Crown Princess of Goryeo
- Tenure: 1175–1197
- Coronation: 1175
- Predecessor: Deposed Crown Princess Yi
- Successor: Deposed Crown Princess Wang

Queen consort of Goryeo
- Tenure: 1212–1213
- Coronation: 1212
- Predecessor: Queen Seongpyeong
- Successor: Queen Anhye

Queen dowager of Goryeo
- Tenure: 1213–1239
- Coronation: 1213
- Predecessor: Queen Dowager Jeongseon
- Successor: Queen Dowager Myeongdeok
- Monarch: King Gojong (son)
- Born: 1161 Goryeo
- Died: 1239 (aged about 77–78) Goryeo
- Burial: Golleung tomb San 75, Giljeong-ri, Yangdo-myeon, Ganghwa County, Incheon
- Spouse: Gangjong of Goryeo ​ ​(m. 1175; died 1213)​
- Issue: Gojong of Goryeo

Regnal name
- Princess Yeondeok (연덕궁주; 延德宮主; given in 1212); Queen Mother Wondeok (원덕태후; 元德太后); Grand Queen Mother Wondeok (원덕왕태후; 元德王太后);

Posthumous name
- Queen Mother Jeonggang Wondeok 정강원덕태후 (貞康元德太后)
- House: Yu (official); Wang (agnatic and by marriage);
- Father: Wang Sŏng, Marquess Sinan
- Mother: Princess Changrak

= Queen Wondeok =

Goryeo queen (fl. 12th–13th centuries)

Queen Wondeok of the Yu clan (1161–1239) was a Goryeo royal family member as the descendant of King Munjong. She became queen consort through her marriage to her cousin once removed, King Gangjong, becoming his second wife She then changed her initial clan and became the mother of his only successor, King Gojong. Gangjong was her close relative in the maternal line, but very distant in the paternal line.

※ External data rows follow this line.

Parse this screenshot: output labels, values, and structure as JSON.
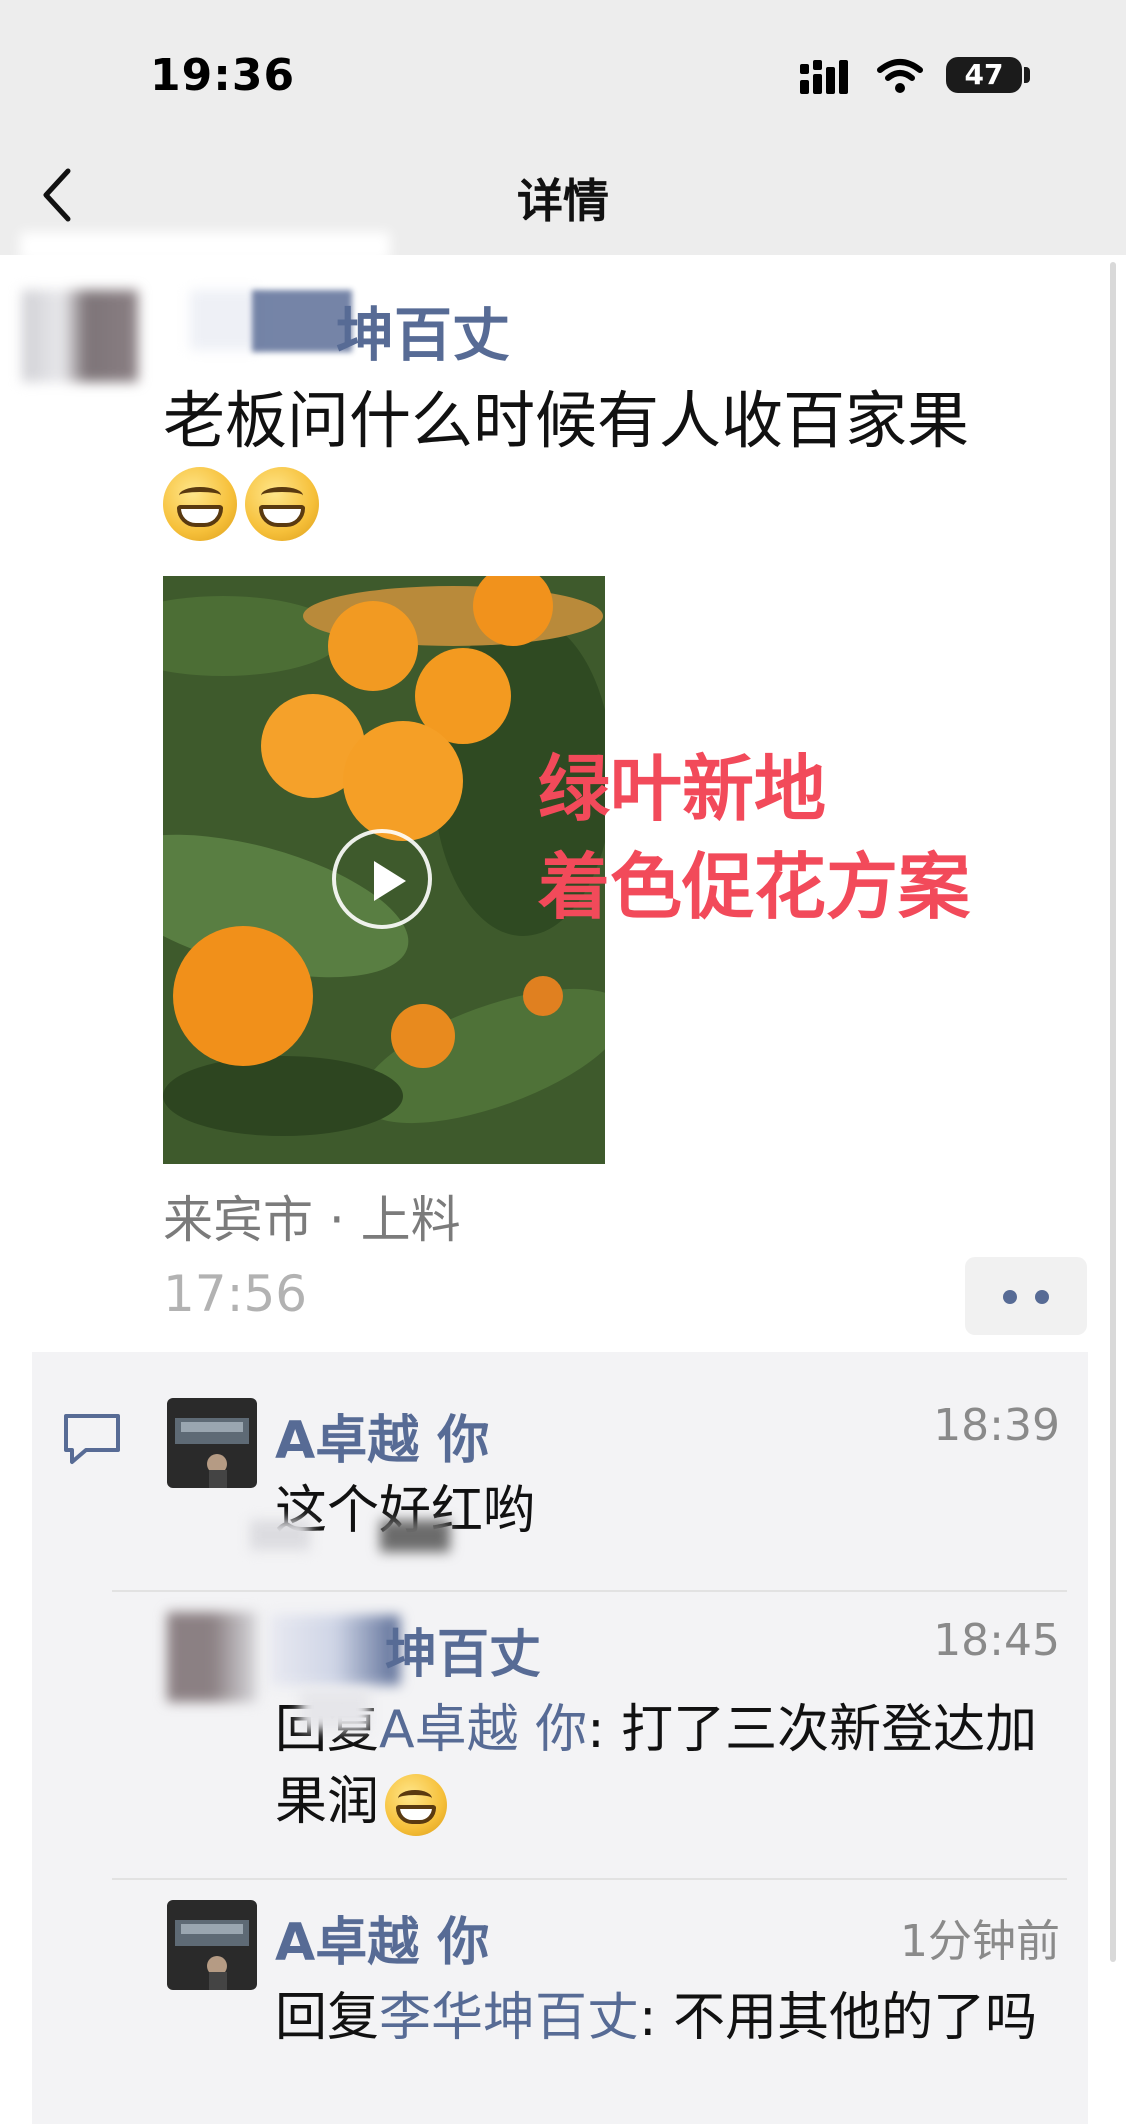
{
  "status_bar": {
    "time": "19:36",
    "battery": "47"
  },
  "nav": {
    "title": "详情",
    "back_icon": "chevron-left-icon"
  },
  "post": {
    "author": "坤百丈",
    "text": "老板问什么时候有人收百家果",
    "emoji": "grin-emoji",
    "video_overlay_line1": "绿叶新地",
    "video_overlay_line2": "着色促花方案",
    "location": "来宾市 · 上料",
    "time": "17:56"
  },
  "comments": [
    {
      "author": "A卓越 你",
      "time": "18:39",
      "text": "这个好红哟"
    },
    {
      "author": "坤百丈",
      "time": "18:45",
      "reply_prefix": "回复",
      "reply_to": "A卓越 你",
      "text": ": 打了三次新登达加果润"
    },
    {
      "author": "A卓越 你",
      "time": "1分钟前",
      "reply_prefix": "回复",
      "reply_to": "李华坤百丈",
      "text": ": 不用其他的了吗"
    }
  ],
  "colors": {
    "link": "#576b95",
    "overlay_red": "#f24a5a",
    "nav_bg": "#ededed",
    "comment_bg": "#f3f3f5"
  }
}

At one time, she was the second-in-command in the inner list of the main palace, but was dethroned and came back as a queen consort and queen dowager (first-in-command). Due to the war, her husband was exiled and they hid in Ganghwa Island. She is recognised for her dynamic life.

==Biography==
Her father-in-law, King Myeongjong was her mother's brother. So, both she and her husband were first cousins and related by blood to King Sukjong and Queen Myeongui.

===Marriage===
She married Crown Prince Wang O in 1175, a year after his first wife's removal, becoming his second wife. In 1192, after 17 years of marriage, they had a son, Wang Jin (the future Gojong, King Anhyo the Great).

However, in 1197, her father-in-law, King Myeongjong was deposed and imprisoned in Changrak Palace by Ch'oe Ch'ung-hŏn and Choe Chung-su. As a result, her husband, as prince, was also dethroned, and she accompanied him in exile to Ganghwa Island. Myeongjong's throne went to his youngest brother, the 53-year-old Wang T'ak. After Wang-Tak's death, the throne was passed to his son, Wang Yŏng.

===Life as Queen consort===
In 1212, 14 years after their initial exile, her 60-year-old husband ascended the throne, after Huijong was defeated by the two Choe brothers. She formally became Queen Consort and was given the royal title of Princess Yeondeok, and once again resided in the palace of Manwoldae.

It seems that she raised Princess Suryeong, the daughter from her husband's marriage to his first wife. When Princess Suryeong married, she dedicated a tribute to Yeondeok, thanking her for her care.

The Queen was said to have virtue and beauty. One year later, her husband fell ill and died.

===Life as Queen mother===
Her husband was succeeded by their only son, to which she later became a queen dowager. Although the date she formally became a queen dowager was unknown, but in 1215, both she and King Gojong stayed in Western Cheongju Palace for a while. From this time, she was called as Grand Queen Mother, but in 1216, her mother died. In order to mourn his maternal grandmother, Gojong was said to wore a So-bok for three days after her death.

In 1218, her son married a relative and one year later, their eldest son and child, Wang Jeon was born. In 1220, her brother, Marquess Yeongin died. In 1232, she left Sangdo and moved to Gangdo while her daughter-in-law died that same year. Three years later, Wang Jeon married and in 1236, his eldest son, Wang Sim was born.

===Later life and death===
Meanwhile, the queen mother later died around the age of 77 or 78 years old in 1239 after lonely life for more than 20 years, which she became one of the few longest-living Goryeo queens. She then buried in Golleung Tomb which nowadays became the "Historic Site No. 371". Also received her posthumous name of Jeonggang under Gojong's command in 1253.

==In popular culture==
- Portrayed by Jo Yang-ja in the 2003–2004 KBS TV series Age of Warriors.